Memo to Adam Lambert and the editors of Rolling Stone: Listen, you mediocre broadway has- been poseur-tastic twit: You've got nothing on Fred Mercury, Rob Halford, Alice Cooper, Marilyn Manson, David Bowie, Marc Bolan, Iggy Pop, Robert Smith, Jim Morrison or any other groundbreaking, androgynous ambiguous super talented rock star.You've got nothing on any hard working invisible chorus member of any broadway show in history....
You're a Liberace wannabe(or just a faux glittery understudy) with great hair and make up skills and would be perfectly suited for being a choir member in a south Florida dinner theatre troupe. You're nada, nothing and why RS editor ROB Sheffield(WHO FAWNS OVER YOU) pushed to get you on the cover of RS with your glistening chest hair and perfectly placed snake, befuddles me. Maybe he wants your autograph with a lipstick stamp on it. Perfect bottom of the Bird Cage material. Ugh. Feh! Ewwww! Hurl!
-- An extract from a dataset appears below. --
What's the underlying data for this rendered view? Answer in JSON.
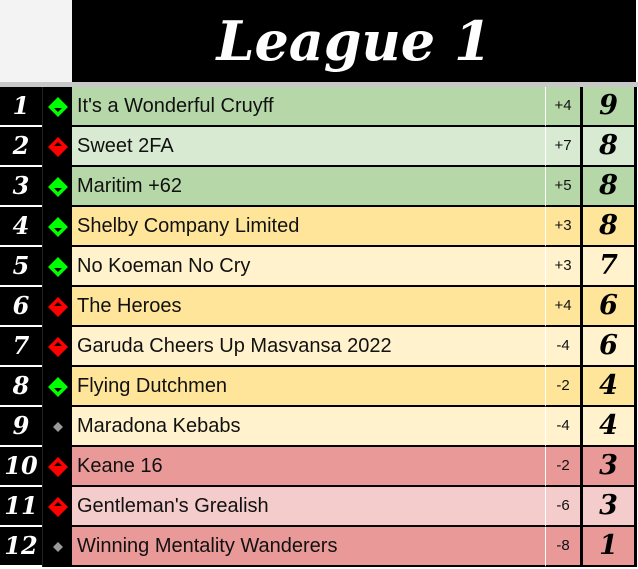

You might see if anyone has interest in putting together a modern version of the Village People, or see if there's a meeting for Famewhores Anonymous near you. Or you could grow your hair out(or get extensions) and join a really off broadway version of Edward Scissorhands Live playing in Peoria or Davenport or Columbus.
Go tip toe through the tulips right into a wall. I hope you chip a tooth and cry about it to the hordes of limp lemmings who worship your hoots, shrills and pompous stage moaning.
I'm cranky today and I don't like you...go back to the glory hole from which you came.